Aber wie fühlt sich so ein Dancefloor voller Smartphones eigentlich für den DJ an? Für DJ Alice diMar machen Smartphones bei Auftritten einen großen Unterschied. Im Gespräch mit SUNSHINE LIVE erzählt sie von einem Auftritt im DNA Club München, bei dem sie zum ersten Mal in einem Club mit No-Phone Policy auflegte. Eine No-Phone Policy bedeutet, dass den Clubgästen am Eingang die Kameras an ihren Smartphones mit einem kleinen Sticker abgeklebt werden. Für Alice diMar eine tolle Erfahrung: “Ich habe einen krassen Unterschied gemerkt. Die Leute sind dann nur für die Musik da und richten ihre komplette Aufmerksamkeit auf den DJ. Sie sind im Moment.” Nach dem eigenen Auftritt sei Alice diMar auch noch selbst auf der Tanzfläche unterwegs gewesen. Durch die No-Phone Policy habe sie den Vibe durch den ganzen Club gespürt – sogar auf den Toiletten. “Und das fand ich so geil,” schwärmt sie.
Aber Smartphones im Club können für DJs auch Vorteile bringen. Alba Wilczek, die als DJ quacksalba auflegt, veröffentlichte im November 2024 einen Beitrag zu diesem Thema beim Bayerischen Rundfunk. Natürlich ginge es im Club ums Tanzen, um den Moment und das Miteinandersein, schreibt sie. Aber sie habe auch Verständnis für Menschen, die Lust auf Content Creation haben. Das mache nun mal Spaß und bringe Sichtbarkeit: “Kurz vor der Pandemie habe ich mit dem Auflegen angefangen. Mittlerweile spiele ich deutschlandweit in bekannten Clubs und habe eine eigene Veranstaltungsreihe. Ich bin genau da, wo ich heute bin, auch wegen Social Media, weil ich mich als DJ dort präsentiert und darüber Kontakte geknüpft habe.”

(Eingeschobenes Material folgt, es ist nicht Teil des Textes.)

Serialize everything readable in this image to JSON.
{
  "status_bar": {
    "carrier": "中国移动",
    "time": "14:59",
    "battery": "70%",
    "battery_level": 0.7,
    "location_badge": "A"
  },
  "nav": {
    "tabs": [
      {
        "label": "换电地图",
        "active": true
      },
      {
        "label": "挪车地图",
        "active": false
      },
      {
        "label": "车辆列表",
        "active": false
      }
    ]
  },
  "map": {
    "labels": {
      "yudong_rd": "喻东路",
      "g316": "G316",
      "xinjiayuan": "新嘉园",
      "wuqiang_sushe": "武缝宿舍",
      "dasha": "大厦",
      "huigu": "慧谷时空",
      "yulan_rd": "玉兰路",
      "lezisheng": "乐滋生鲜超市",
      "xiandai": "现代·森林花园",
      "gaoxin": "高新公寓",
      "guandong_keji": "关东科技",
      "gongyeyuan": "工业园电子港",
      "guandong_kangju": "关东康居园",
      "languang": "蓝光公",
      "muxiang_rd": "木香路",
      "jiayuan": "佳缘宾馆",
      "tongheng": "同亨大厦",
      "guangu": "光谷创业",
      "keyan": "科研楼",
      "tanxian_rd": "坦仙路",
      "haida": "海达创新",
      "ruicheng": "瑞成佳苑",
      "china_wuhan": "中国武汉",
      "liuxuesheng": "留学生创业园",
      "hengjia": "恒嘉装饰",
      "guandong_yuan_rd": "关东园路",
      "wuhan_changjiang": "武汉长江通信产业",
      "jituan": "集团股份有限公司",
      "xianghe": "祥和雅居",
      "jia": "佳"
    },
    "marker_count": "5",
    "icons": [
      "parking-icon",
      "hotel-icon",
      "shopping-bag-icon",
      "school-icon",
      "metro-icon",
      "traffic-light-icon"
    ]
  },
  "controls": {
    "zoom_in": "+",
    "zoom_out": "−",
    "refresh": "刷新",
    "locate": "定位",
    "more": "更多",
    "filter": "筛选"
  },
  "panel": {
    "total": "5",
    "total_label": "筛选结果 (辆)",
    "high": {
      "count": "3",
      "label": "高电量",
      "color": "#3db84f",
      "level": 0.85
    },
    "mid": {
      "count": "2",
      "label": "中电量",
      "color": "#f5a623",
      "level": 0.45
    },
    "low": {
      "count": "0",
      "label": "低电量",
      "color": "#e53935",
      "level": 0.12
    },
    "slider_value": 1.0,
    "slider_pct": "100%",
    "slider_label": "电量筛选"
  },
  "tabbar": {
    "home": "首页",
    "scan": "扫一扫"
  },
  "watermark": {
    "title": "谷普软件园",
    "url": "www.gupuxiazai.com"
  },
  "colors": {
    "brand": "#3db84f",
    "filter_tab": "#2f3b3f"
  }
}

Diese Sichtbarkeit und Präsenz auf Social Media ist auch für viele Clubs ein wichtiger Punkt. Denn im Prinzip sind Fotos und Videos von einer Partynacht, die nach außen dringen, auch einfach Werbung. Niklas Lemper, der Head of Marketing vom Bootshaus in Köln, sieht Content von Gästen auf Social Media auch als eine Art Mund-zu-Mund-Propaganda. Ein Post eines Freundes oder einer Freundin wirke auch ganz anders als die Werbeposts vom Bootshaus selbst, erzählt er SUNSHINE LIVE. Auch Ahmad Kordbacheh, der Clubchef der Fabrik in Bayreuth, sieht Potenzial in den Kameras auf dem Dancefloor: “Es ist elementar wichtig, dass die Leute mit ihren Mobiltelefonen einen gewissen Vibe nach außen transportieren. Und natürlich auch Emotionen und eine gewisse Stimmung posten. Das ist ein schmaler Grat, die Balance macht es aus.”
Clubs, die eine No-Phone Policy fahren, verzichten auf die Möglichkeit über Content von Gästen Werbung für sich zu machen und nehmen ihrem Publikum die Möglichkeit von eigenen Erinnerungsselfies und Clips. Für Johannes Palmer, dem Chef des Parktheaters in Kempten, ergeben sich bei Events mit No-Phone Policy dafür andere Vorteile: “Die Leute trauen sich eher, sich komplett hinzugeben. Und bestimmte Veranstaltungen werden auch interessanter, wenn nicht am nächsten Tag alles in Instagram Stories zu sehen ist. Es killt oftmals das Feeling, wenn beispielsweise ein neuer Act anfängt - was ja meistens ein spezieller Moment ist - und die Energie gar nicht mehr rüberkommt, sondern alle nur noch die Handys nach oben nehmen und den Künstler wie den Affen im Käfig betrachten.”